Re: 2 character comment starter bug

From: Stefan Monnier
Subject: Re: 2 character comment starter bug
Date: Wed, 23 Mar 2005 18:10:45 -0500
[ Please keep the discussions on the mailing-list. ]

>> >     (modify-syntax-entry ?\= "_ b12" st) ; comment start == 
>> Yes, it seems the problem is that your 2-char comment  sequence is made
>> of symbol-chars, so there are cases where the code does things  like "oh,
>> here's a symbol, let's skip it" without checking whether some of the
>> chars that compose the symbol happen to also be a comment-marker.
>> Does your = char really need to have "symbol" syntax (i.e. "_") or
>> could it have punctuation syntax instead (i.e. ".") ?
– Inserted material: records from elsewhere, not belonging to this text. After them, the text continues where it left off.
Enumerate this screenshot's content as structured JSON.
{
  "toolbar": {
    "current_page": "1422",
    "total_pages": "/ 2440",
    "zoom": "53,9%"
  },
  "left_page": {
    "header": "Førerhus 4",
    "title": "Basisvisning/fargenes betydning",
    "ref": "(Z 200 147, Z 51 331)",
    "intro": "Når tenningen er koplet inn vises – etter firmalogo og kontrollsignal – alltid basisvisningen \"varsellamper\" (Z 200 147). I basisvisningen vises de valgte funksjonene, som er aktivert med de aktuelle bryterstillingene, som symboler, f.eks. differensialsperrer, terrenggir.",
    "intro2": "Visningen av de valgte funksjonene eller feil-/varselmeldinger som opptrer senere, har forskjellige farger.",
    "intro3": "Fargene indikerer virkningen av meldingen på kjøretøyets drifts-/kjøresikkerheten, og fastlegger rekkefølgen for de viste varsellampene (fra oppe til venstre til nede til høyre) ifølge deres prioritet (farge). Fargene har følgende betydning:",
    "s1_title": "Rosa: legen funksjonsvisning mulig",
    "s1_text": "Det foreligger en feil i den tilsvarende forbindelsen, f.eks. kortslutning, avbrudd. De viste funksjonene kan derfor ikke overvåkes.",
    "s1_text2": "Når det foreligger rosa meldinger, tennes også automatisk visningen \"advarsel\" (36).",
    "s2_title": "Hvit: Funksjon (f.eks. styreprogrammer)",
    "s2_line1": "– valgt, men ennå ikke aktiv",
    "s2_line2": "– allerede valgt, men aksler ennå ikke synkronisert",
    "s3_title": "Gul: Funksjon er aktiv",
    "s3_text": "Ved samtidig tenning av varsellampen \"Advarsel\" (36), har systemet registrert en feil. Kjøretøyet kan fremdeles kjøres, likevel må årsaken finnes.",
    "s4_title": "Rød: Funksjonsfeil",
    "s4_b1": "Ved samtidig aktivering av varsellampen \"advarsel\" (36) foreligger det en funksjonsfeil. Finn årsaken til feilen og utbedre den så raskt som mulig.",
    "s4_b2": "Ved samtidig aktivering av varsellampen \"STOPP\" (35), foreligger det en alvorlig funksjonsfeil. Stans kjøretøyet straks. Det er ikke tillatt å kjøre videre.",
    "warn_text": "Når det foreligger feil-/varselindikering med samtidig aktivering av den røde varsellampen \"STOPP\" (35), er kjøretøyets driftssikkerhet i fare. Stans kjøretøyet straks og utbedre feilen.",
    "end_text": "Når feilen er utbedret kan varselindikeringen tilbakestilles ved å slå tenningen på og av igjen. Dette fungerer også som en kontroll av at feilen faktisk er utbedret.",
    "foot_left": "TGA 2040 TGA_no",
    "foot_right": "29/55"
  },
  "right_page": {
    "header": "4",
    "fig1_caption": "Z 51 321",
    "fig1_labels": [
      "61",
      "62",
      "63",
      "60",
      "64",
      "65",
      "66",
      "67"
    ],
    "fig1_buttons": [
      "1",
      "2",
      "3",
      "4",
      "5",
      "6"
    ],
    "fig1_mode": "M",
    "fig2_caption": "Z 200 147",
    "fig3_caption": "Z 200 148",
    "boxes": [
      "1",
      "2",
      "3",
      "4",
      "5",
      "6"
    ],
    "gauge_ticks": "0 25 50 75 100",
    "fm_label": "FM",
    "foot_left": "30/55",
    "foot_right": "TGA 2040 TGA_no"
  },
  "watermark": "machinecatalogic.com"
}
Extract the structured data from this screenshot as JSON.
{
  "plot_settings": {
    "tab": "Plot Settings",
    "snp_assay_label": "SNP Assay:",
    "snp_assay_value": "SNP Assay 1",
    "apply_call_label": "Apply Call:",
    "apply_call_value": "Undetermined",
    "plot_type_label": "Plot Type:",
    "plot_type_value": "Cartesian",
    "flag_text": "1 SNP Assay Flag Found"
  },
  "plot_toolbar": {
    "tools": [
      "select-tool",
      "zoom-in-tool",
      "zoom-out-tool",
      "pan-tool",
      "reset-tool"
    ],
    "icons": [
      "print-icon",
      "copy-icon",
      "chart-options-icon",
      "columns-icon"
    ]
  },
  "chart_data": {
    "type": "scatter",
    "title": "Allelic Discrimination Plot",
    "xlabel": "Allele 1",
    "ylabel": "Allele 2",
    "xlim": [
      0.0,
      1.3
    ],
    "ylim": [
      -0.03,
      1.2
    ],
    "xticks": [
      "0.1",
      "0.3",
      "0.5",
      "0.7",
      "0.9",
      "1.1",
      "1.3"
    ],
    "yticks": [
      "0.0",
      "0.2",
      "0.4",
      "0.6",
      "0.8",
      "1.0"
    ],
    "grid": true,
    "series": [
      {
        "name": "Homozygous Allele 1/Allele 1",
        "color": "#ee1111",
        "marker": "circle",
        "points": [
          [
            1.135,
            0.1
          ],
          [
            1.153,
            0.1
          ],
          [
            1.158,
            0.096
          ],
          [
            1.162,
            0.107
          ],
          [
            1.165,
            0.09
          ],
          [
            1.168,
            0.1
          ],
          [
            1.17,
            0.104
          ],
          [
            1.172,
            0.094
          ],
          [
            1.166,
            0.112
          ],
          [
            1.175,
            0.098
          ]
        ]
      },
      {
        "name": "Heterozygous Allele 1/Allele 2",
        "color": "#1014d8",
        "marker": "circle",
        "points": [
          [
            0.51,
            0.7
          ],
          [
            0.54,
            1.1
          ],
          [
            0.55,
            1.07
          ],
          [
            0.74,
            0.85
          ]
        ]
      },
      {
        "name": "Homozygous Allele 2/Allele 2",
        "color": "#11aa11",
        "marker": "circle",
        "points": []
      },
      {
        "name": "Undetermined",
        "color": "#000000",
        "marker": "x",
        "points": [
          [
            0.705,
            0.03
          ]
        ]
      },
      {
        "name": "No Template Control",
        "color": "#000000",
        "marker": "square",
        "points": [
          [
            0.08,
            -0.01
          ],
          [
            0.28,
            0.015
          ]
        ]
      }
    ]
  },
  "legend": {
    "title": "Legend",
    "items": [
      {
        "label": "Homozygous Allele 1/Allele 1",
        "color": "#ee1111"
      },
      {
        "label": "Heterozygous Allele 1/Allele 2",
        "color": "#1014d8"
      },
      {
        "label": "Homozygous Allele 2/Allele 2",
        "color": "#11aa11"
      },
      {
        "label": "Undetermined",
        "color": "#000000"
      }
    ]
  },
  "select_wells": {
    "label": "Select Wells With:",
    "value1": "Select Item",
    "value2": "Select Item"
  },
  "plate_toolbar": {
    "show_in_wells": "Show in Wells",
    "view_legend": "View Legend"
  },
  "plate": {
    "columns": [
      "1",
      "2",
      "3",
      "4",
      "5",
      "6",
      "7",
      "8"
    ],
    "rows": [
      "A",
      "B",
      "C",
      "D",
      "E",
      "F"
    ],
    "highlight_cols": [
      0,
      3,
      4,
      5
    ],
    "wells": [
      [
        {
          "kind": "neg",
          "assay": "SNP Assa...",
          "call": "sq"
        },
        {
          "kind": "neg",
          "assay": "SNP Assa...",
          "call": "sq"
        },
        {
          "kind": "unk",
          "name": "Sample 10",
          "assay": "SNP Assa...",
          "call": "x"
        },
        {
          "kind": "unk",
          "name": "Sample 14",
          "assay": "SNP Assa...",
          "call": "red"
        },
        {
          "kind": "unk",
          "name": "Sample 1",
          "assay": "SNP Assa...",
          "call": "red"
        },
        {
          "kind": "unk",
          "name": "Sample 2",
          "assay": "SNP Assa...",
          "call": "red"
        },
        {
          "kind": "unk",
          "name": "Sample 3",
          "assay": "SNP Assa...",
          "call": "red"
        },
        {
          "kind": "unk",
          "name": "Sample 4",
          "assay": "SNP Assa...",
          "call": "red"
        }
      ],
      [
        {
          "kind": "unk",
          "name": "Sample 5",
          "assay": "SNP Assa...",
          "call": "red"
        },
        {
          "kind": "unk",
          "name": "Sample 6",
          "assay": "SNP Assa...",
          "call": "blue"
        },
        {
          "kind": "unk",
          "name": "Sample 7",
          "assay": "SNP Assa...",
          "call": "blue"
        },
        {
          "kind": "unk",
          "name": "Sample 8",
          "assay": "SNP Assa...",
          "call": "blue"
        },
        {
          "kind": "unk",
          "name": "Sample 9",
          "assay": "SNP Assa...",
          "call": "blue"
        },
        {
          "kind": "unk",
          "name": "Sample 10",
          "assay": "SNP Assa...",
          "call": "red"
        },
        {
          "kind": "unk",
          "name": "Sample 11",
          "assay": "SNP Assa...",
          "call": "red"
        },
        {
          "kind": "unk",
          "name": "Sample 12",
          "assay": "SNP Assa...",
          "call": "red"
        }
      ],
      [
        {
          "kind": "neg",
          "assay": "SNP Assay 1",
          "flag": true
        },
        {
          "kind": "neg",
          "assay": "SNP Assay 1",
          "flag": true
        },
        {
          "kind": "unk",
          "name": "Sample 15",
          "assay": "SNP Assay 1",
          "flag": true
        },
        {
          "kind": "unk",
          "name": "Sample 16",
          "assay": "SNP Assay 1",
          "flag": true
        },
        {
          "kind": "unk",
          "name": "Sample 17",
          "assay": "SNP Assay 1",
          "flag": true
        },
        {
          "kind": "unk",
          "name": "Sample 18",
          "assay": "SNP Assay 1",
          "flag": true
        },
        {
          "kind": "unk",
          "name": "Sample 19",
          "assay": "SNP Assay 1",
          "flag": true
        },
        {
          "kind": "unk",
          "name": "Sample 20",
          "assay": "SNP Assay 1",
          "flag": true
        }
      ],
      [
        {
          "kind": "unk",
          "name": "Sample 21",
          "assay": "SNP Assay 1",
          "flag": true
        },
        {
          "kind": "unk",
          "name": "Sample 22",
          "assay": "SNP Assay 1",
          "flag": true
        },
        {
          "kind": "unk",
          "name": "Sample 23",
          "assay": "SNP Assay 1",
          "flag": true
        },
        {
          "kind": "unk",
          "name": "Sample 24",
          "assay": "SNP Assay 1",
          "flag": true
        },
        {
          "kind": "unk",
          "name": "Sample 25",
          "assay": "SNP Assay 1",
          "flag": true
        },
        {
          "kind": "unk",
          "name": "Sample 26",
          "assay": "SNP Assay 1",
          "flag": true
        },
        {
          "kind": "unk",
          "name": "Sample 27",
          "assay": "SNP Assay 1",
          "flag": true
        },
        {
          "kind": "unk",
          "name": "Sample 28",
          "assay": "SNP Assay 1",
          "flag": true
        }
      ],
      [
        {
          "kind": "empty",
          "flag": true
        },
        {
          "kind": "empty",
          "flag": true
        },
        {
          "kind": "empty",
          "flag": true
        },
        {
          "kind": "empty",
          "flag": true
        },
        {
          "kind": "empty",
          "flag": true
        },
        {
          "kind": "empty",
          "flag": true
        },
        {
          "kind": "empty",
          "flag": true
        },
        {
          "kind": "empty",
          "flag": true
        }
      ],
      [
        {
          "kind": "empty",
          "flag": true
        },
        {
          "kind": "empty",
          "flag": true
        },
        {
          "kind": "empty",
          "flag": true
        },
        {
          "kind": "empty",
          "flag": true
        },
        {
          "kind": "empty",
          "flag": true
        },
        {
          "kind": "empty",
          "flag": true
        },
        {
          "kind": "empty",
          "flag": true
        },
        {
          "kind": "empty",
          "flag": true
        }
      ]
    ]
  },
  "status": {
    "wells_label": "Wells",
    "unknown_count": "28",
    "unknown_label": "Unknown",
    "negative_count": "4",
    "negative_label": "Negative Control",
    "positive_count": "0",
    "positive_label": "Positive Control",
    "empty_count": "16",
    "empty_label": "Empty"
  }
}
> Punctuation syntax seems to cause all kinds of problems.  The =
> character is commonly used as the first character in in
> filenames.

But does it matter in such a case whether it has punctuation syntax or
symbol syntax?  Do you also give symbol syntax to the / directory separator
as well?

> It's also part of several operators such as := and ':=' and '=:' which
> would behave quite oddly without proper syntax.

Traditionally, punctuation syntax has been used specifically for things like
the above.  So, I'd say that punctuation *is* the proper syntax.  If you use
symbol syntax for those chars, things like M-C-f risk skipping over
"foo:=bar" in "foo:=bar + 1", rather than just skipping over "foo".

> It sounds like you are saying it might be a problem to fix the code.

Yes: it might take a bit of work; it risks slowing down syntax-based
operationd in all buffers; and it could introduce bugs in other languages
where the current behavior is closer to what we want (after all, if you
define your language using lex and you say that a symbol can be [a-z=_]+
and a comment starter is ==, your lexer will take `foo==' to be a symbol
and won't see the comment starter in it).

The current behavior is buggy (it doesn't behave consistently between
things like forward-sexp, backward-sexp, and parse-partial-sexp).

But before someone can convince me to try and fix these bugs, they should
first make a good case that the way they setup their syntax-tables is well
thought out.